И вот — раз-два! — скачок в самую середину этого мира, быстрыми ногами — в гроты, в крепости, бастионы, потом, в стороны — песок, траву, ракушки — с хрустом, шумом — и отчаянный крик.

Мальчик отбежал, обернулся. Вскрикнул он от испуга — не оттого, что жалко было мастерское сооружение из раковин; и теперь, стоя в отдаленье, удивлялся своему испугу. Мари, разглядев его, заложила за спину руки и ждала. Она ждала сопротивления, слез, защиты мальчугана, занимавшегося, будто девчонка, такими ничтожными пустяками, как игра в ракушки. Но — странно — перед ней стоял юноша, — она только теперь разглядела, как он был велик, силен и спокоен, — не помышлявший ни о слезах, ни о защите. Он смотрел на Мари остановившимся взглядом широких светлых глаз, чуть-чуть открыв рот, и молчал.

На секунду Мари показалось, что когда-то она видела его лицо.
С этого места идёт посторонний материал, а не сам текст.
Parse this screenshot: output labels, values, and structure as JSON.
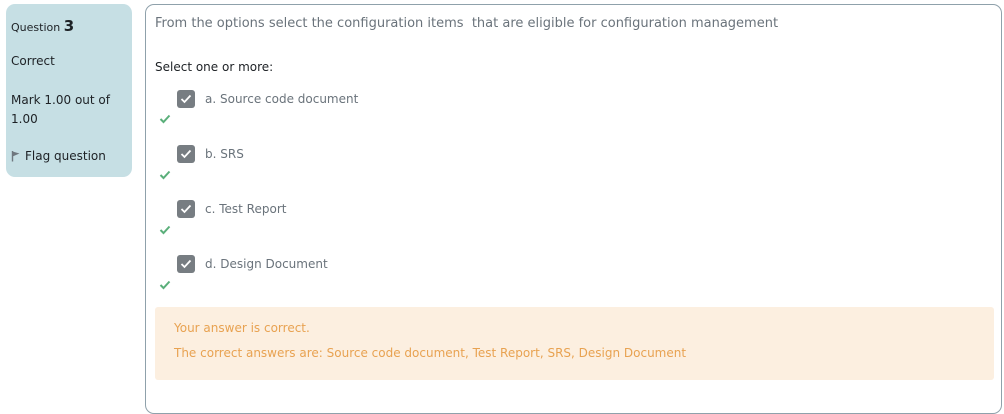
{
  "info": {
    "question_label": "Question",
    "question_number": "3",
    "state": "Correct",
    "grade": "Mark 1.00 out of 1.00",
    "flag_label": "Flag question"
  },
  "question": {
    "text": "From the options select the configuration items  that are eligible for configuration management",
    "prompt": "Select one or more:",
    "options": [
      {
        "label": "a. Source code document",
        "checked": true,
        "correct": true
      },
      {
        "label": "b. SRS",
        "checked": true,
        "correct": true
      },
      {
        "label": "c. Test Report",
        "checked": true,
        "correct": true
      },
      {
        "label": "d. Design Document",
        "checked": true,
        "correct": true
      }
    ]
  },
  "feedback": {
    "line1": "Your answer is correct.",
    "line2": "The correct answers are: Source code document, Test Report, SRS, Design Document"
  },
  "colors": {
    "info_bg": "#c6dfe4",
    "checkbox": "#777d82",
    "tick": "#5aaf7a",
    "feedback_bg": "#fcefe0",
    "feedback_text": "#e8a251"
  }
}
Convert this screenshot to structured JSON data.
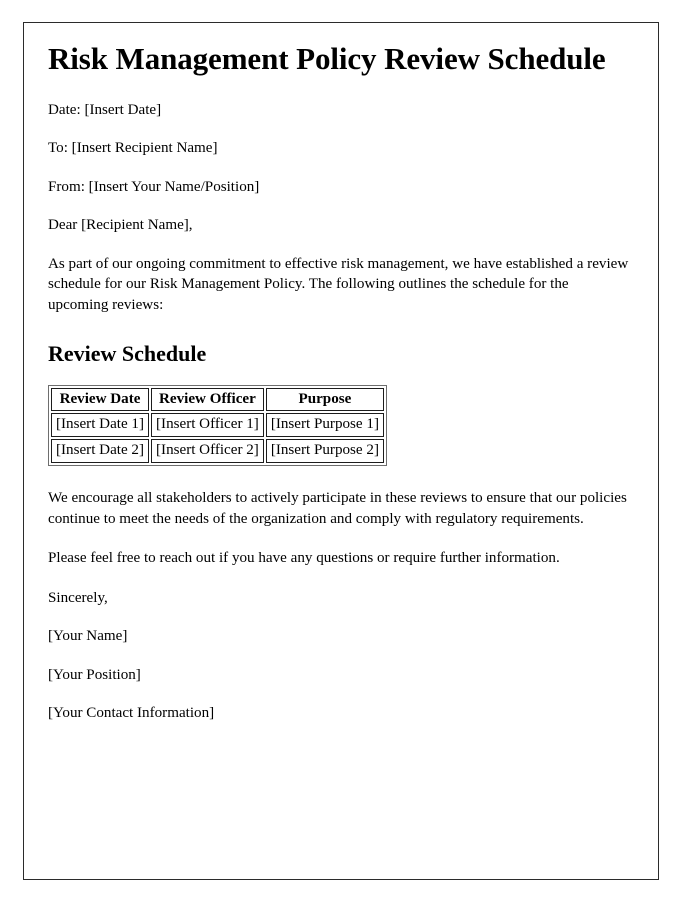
{
  "document": {
    "title": "Risk Management Policy Review Schedule",
    "meta": {
      "date_line": "Date: [Insert Date]",
      "to_line": "To: [Insert Recipient Name]",
      "from_line": "From: [Insert Your Name/Position]"
    },
    "salutation": "Dear [Recipient Name],",
    "intro_paragraph": "As part of our ongoing commitment to effective risk management, we have established a review schedule for our Risk Management Policy. The following outlines the schedule for the upcoming reviews:",
    "section_heading": "Review Schedule",
    "schedule_table": {
      "headers": [
        "Review Date",
        "Review Officer",
        "Purpose"
      ],
      "rows": [
        [
          "[Insert Date 1]",
          "[Insert Officer 1]",
          "[Insert Purpose 1]"
        ],
        [
          "[Insert Date 2]",
          "[Insert Officer 2]",
          "[Insert Purpose 2]"
        ]
      ]
    },
    "closing_paragraph": "We encourage all stakeholders to actively participate in these reviews to ensure that our policies continue to meet the needs of the organization and comply with regulatory requirements.",
    "followup_paragraph": "Please feel free to reach out if you have any questions or require further information.",
    "signoff": {
      "closing": "Sincerely,",
      "name": "[Your Name]",
      "position": "[Your Position]",
      "contact": "[Your Contact Information]"
    }
  },
  "style": {
    "page_background": "#ffffff",
    "page_border_color": "#2b2b2b",
    "text_color": "#000000",
    "table_border_color": "#1d1d1d",
    "table_outer_border_color": "#6e6e6e"
  }
}
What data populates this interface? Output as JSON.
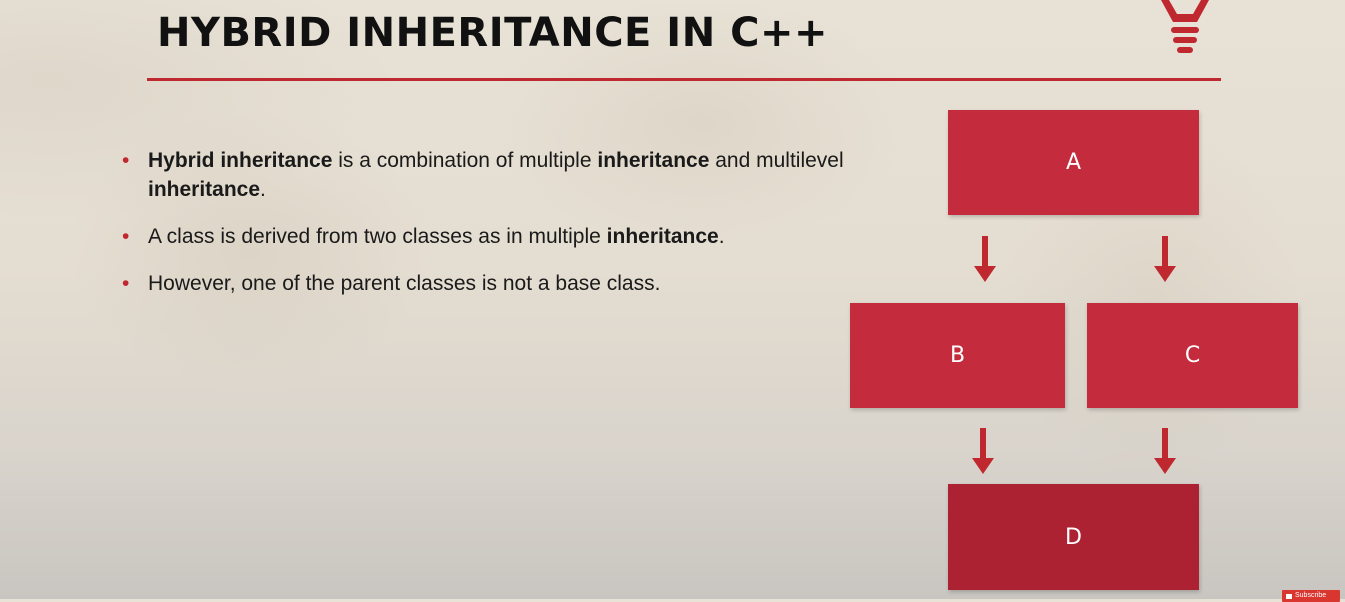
{
  "slide": {
    "title": "HYBRID INHERITANCE IN C++",
    "accent_color": "#c0282f",
    "bullet_marker": "•",
    "bullets": [
      {
        "parts": [
          {
            "text": "Hybrid inheritance",
            "bold": true
          },
          {
            "text": " is a combination of multiple ",
            "bold": false
          },
          {
            "text": "inheritance",
            "bold": true
          },
          {
            "text": " and multilevel ",
            "bold": false
          },
          {
            "text": "inheritance",
            "bold": true
          },
          {
            "text": ".",
            "bold": false
          }
        ]
      },
      {
        "parts": [
          {
            "text": "A class is derived from two classes as in multiple ",
            "bold": false
          },
          {
            "text": "inheritance",
            "bold": true
          },
          {
            "text": ".",
            "bold": false
          }
        ]
      },
      {
        "parts": [
          {
            "text": "However, one of the parent classes is not a base class.",
            "bold": false
          }
        ]
      }
    ]
  },
  "diagram": {
    "node_color": "#c42b3c",
    "node_d_color": "#ad2232",
    "arrow_color": "#c0282f",
    "nodes": {
      "a": "A",
      "b": "B",
      "c": "C",
      "d": "D"
    }
  },
  "icons": {
    "bulb": "lightbulb-icon",
    "arrow": "arrow-down-icon",
    "subscribe": "youtube-icon"
  },
  "overlay": {
    "subscribe_label": "Subscribe"
  }
}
Она пристальней всмотрелась в него и вдруг вспомнила, что она голая, что она [154] убежала в море, не надев костюма, что он — этот юноша — первый человек, которого она встретила, выбежав из кабинки, и что ее отделяет от него только свет и воздух. Она выдавила сквозь зубы приготовленные раньше слова:

— Попробуй тронь!

Но юноша не двигался — все так же смотрел на нее остановившимся взглядом, и взгляд этот охватывал ее всю с ног до головы.
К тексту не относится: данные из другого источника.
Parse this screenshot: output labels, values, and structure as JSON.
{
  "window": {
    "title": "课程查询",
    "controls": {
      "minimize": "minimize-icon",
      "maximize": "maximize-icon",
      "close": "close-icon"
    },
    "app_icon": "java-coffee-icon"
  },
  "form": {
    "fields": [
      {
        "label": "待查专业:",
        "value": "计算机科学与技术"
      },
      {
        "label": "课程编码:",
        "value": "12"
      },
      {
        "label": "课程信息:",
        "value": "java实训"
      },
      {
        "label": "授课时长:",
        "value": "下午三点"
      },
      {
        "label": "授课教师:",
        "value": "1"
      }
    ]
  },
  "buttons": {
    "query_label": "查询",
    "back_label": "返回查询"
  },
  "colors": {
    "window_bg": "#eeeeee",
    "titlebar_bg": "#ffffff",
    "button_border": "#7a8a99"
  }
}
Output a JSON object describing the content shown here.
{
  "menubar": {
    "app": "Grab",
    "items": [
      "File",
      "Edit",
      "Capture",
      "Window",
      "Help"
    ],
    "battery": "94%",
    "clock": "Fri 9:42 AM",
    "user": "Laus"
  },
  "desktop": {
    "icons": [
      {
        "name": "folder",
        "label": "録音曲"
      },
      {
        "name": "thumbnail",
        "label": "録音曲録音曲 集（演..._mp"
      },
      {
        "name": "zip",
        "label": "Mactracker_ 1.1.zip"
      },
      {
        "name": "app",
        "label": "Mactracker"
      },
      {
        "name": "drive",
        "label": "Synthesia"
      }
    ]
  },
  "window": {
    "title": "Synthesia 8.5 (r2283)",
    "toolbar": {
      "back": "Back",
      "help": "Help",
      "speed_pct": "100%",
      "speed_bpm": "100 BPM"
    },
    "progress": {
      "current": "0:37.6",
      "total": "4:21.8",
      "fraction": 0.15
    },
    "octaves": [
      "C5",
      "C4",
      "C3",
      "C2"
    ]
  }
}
Тогда Мари бросилась к морю...

Светлые широкие глаза она увидела потом в вокзальном туннеле шумного города — когда с отцом возвращалась домой, — и ей стало непонятно весело и страшно. Глаза не столкнулись с нею — встреча была мимолетной, — но она успела рассмотреть, что над ними нависал глубокий козырек военной фуражки. Всю дорогу неотвязно хотелось вспомнить, где впервые попалось лицо с чуть-чуть открытым ртом и этим остановившимся светлым взглядом. И вот, когда уже промелькнули знакомые сосны, когда поезд осмотрели свысока нахмуренные Три Монахини и маленький локомотив рассерженным воробьем чирикнул у почерневшей станции, — вот тогда лицо с чуть-чуть открытым ртом вдруг очутилось перед нею.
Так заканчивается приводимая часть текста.